An agreement between Greece and euro-zone leaders this week that opens the way for a third bailout reduces the risk of a Grexit in the short-term and possibly excessive volatility in the markets in the quarter ahead.
Comments from the Federal Reserve chairwoman Janet Yellen point increasingly to a rate hike before the end of this year.
A modest move in the direction of monetary policy “normalisation” in the months ahead would remove another of the uncertainties that continues to hang over markets.
With that in mind, it is worth noting that credit spreads globally, including in the GCC, remain wider than the levels of last summer.

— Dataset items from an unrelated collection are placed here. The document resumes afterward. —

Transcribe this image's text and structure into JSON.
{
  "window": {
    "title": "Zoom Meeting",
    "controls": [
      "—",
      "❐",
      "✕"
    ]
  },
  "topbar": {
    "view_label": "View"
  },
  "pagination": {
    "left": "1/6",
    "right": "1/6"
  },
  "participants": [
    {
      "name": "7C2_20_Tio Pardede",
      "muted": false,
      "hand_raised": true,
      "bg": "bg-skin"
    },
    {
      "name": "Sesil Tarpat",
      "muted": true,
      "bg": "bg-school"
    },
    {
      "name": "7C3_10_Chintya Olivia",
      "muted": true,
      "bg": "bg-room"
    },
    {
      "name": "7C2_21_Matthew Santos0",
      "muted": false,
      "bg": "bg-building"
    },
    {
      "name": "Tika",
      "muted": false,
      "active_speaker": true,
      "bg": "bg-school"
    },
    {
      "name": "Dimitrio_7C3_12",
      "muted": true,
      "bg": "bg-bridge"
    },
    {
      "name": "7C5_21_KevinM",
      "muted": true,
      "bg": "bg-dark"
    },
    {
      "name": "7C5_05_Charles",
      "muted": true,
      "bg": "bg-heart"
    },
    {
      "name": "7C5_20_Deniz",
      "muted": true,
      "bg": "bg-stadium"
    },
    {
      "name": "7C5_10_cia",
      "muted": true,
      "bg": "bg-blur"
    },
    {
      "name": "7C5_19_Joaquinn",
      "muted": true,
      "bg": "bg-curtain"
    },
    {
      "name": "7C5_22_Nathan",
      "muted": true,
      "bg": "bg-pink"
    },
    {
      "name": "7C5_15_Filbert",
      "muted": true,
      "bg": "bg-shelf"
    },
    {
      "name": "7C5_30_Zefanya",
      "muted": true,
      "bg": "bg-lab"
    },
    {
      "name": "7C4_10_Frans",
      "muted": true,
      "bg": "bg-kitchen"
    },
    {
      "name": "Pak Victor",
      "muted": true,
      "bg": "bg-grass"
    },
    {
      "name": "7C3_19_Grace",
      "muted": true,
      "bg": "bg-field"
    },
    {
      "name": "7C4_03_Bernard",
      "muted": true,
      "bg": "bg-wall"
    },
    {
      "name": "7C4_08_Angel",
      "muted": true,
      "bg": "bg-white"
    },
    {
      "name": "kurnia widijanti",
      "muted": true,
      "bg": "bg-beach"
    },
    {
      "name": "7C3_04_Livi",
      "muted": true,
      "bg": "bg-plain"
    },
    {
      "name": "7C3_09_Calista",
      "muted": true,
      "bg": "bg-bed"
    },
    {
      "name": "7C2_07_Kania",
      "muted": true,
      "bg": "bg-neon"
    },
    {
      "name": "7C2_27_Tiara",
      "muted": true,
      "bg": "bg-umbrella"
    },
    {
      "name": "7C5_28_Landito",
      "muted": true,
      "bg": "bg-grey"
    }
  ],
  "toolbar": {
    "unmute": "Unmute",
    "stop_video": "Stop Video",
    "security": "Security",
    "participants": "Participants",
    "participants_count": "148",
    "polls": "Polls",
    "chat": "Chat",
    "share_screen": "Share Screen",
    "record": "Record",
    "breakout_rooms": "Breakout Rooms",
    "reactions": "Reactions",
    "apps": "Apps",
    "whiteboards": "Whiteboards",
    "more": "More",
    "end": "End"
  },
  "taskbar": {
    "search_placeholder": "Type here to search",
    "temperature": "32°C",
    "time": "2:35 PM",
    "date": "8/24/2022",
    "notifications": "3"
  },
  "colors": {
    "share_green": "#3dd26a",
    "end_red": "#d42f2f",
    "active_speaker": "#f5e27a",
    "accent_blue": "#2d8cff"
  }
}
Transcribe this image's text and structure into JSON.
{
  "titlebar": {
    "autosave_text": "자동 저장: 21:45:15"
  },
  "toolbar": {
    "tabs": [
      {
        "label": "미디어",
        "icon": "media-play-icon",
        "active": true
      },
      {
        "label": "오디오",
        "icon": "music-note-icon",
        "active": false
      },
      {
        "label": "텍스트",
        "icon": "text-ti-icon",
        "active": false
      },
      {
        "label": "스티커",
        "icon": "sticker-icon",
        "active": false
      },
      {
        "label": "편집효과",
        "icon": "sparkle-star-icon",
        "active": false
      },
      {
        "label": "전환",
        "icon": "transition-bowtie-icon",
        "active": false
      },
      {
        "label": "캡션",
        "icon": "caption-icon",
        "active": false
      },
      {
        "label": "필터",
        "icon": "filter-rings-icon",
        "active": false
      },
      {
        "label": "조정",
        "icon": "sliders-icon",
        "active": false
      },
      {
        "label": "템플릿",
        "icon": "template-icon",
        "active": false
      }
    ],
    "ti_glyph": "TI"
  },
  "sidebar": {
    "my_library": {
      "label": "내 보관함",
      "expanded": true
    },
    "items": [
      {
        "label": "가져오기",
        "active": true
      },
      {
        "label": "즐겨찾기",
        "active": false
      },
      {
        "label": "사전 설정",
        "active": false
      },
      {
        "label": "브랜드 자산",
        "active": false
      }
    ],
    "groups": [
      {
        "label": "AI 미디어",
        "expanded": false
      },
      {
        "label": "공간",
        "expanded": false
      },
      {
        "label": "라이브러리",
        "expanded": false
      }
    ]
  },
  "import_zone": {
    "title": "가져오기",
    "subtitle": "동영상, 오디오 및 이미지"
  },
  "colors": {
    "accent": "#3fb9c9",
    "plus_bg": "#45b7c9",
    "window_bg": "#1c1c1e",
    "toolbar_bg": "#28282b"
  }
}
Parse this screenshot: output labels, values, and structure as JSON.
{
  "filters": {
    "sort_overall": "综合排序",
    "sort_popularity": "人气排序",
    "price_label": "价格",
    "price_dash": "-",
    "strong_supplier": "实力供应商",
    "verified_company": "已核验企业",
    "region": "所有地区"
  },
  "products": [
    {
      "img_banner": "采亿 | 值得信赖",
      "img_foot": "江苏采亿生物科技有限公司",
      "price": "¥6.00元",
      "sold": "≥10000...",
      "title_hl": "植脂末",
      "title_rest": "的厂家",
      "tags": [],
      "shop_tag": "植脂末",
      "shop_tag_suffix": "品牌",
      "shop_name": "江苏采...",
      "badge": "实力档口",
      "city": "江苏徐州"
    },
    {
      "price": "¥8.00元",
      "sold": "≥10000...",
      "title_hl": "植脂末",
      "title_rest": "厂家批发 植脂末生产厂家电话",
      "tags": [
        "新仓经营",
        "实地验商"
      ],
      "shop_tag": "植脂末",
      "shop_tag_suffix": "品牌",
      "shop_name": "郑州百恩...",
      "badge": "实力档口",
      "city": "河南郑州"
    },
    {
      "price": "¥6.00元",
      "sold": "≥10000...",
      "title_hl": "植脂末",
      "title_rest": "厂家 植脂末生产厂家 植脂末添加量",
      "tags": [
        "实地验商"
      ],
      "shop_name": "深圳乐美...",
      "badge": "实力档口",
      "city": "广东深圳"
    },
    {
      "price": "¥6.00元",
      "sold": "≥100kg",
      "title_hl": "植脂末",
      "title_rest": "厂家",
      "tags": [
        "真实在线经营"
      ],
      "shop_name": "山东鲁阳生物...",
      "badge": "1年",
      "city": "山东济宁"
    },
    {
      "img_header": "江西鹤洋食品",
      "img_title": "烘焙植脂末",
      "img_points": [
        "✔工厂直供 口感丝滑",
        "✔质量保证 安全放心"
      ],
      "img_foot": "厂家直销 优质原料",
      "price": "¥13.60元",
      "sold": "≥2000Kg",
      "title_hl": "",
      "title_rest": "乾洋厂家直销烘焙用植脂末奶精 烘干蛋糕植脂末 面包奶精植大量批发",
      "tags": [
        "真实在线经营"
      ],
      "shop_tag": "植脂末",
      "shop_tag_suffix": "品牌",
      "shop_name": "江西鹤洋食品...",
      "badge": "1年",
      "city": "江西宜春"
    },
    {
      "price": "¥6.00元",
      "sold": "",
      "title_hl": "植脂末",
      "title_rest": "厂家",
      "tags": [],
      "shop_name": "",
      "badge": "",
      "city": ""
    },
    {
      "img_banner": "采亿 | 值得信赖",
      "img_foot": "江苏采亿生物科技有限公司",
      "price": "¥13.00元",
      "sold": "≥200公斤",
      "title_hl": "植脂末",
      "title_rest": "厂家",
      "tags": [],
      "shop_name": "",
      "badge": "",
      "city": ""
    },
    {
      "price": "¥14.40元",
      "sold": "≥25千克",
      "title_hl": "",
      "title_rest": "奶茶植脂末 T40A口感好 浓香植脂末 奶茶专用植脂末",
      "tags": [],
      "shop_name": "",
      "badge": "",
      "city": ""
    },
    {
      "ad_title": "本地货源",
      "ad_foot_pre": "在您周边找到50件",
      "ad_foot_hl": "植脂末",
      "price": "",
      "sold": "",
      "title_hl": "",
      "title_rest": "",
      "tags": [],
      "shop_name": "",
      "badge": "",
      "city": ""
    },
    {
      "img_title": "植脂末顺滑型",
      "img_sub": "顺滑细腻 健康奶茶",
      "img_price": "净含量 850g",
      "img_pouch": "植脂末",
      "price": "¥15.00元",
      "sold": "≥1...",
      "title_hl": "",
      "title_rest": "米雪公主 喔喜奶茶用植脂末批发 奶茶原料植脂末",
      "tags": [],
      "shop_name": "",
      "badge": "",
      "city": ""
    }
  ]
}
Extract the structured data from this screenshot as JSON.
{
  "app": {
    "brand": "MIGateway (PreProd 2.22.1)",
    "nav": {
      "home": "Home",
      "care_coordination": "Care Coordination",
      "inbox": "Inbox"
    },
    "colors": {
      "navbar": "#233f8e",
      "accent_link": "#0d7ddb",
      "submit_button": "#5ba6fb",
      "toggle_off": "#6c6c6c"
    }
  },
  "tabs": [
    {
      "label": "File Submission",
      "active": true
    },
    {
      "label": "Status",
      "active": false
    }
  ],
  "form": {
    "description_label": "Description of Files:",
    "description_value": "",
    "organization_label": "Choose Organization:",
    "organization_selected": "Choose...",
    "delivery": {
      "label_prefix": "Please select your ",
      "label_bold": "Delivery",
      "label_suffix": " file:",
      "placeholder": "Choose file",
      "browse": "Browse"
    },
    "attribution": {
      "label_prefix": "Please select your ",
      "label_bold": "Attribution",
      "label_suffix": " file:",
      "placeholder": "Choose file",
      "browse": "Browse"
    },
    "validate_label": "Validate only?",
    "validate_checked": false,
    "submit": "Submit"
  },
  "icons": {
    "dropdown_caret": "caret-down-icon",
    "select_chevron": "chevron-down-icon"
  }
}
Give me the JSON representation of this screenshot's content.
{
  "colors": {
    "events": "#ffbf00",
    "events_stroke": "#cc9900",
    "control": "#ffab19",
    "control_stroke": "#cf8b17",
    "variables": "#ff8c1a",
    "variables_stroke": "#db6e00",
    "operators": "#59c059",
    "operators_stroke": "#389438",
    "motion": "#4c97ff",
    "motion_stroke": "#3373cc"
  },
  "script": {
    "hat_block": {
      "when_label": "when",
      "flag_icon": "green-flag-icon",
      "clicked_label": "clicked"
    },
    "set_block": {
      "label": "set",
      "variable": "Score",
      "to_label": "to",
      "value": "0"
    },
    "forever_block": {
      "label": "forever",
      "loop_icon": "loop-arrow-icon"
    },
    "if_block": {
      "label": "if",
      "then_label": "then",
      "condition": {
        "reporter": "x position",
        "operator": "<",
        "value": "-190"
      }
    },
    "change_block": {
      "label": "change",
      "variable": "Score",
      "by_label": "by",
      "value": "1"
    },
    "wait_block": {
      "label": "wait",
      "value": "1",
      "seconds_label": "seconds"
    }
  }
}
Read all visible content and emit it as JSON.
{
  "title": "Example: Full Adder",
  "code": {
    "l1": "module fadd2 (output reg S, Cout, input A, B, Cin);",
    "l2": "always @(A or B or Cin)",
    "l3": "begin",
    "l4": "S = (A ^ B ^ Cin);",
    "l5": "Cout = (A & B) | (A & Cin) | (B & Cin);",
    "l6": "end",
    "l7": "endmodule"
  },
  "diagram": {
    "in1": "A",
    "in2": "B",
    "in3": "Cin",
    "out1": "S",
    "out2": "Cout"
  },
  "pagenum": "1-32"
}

In combination with the recent rise in benchmark yields, we thus think that the outlook for credit looks attractive in the second half of this year.
Looking back, the continued low correlation between GCC bonds and the rest of the world, and in contrast with global and emerging market bond indexes, the Citi Mena Broad Bond Index had a mildly positive quarter, returning 0.04 per cent (in US dollars) in the second quarter.
GCC members benefited from some stabilisation of oil prices during the second quarter, sound economic data, and a number of pro-market policy initiatives.
The most prominent of these was the opening of Saudi Arabia’s stock market to direct foreign investors last month, which was regarded as marking an important step in the progressive financial market reforms being undertaken by the kingdom to attract greater overseas investment and expertise.
Indeed, the Saudi authorities announced last month that they might shortly tap the domestic debt market. By setting a benchmark, a Saudi government bond issue would be a positive development for Saudi financial markets in general.
Meanwhile, the Saudi economy has continued to hold up well, thanks to the increase in government spending to compensate for lower oil prices. The purchasing managers’ index (PMI) softened after a particularly buoyant first quarter (when the economy grew at an annual rate of 2.4 per cent), but remained strong, while domestic demand appeared to firm ahead of Ramadan. The government continues to support growth by using existing large financial buffers, leading Saudi foreign currency reserves to drop for the fourth consecutive month in May.
The UAE has also remained relatively buoyant. The PMI reading for May was slightly down from April, but still indicated solid economic expansion, while passenger numbers at Dubai International Airport exceeded 6.5 million in three of the first four months of this year. Meanwhile, final GDP figures for last year were released, showing that real GDP in the UAE grew 4.6 per cent.
The second quarter ended on a tricky note. The upsurge in bond markets volatility, abetted by the Greek situation, resulted in record outflows from global high-yield exchange-traded funds (ETFs) and classic mutual funds.
However, the broad price impacts of a possible Greek exit from the euro zone and of flight from high yield have arguably been more muted than expectations.
Furthermore, credit spreads have proved relatively resilient to the volatility of benchmark rates in recent weeks.
As for GCC bonds, we believe that the intrinsic strengths of GCC countries help to explain why spreads on debt in the region have remained comparatively low in spite of the growing volatility in global bond markets.
We are optimistic about the potential for reform in the GCC region. Examples include the progress made in the UAE towards the introduction of corporate tax and value-added tax, which should go a long way towards alleviating some of the fiscal vulnerabilities to oil price swings. We also expect an expansion of the Saudi corporate bond and sukuk markets to help companies raise money efficiently as state finances and bank liquidity come under pressure from last year’s steep drop in oil prices.
Mohieddine Kronfol is the chief investment officer for fixed income and global sukuk at Franklin Templeton Investments Middle East.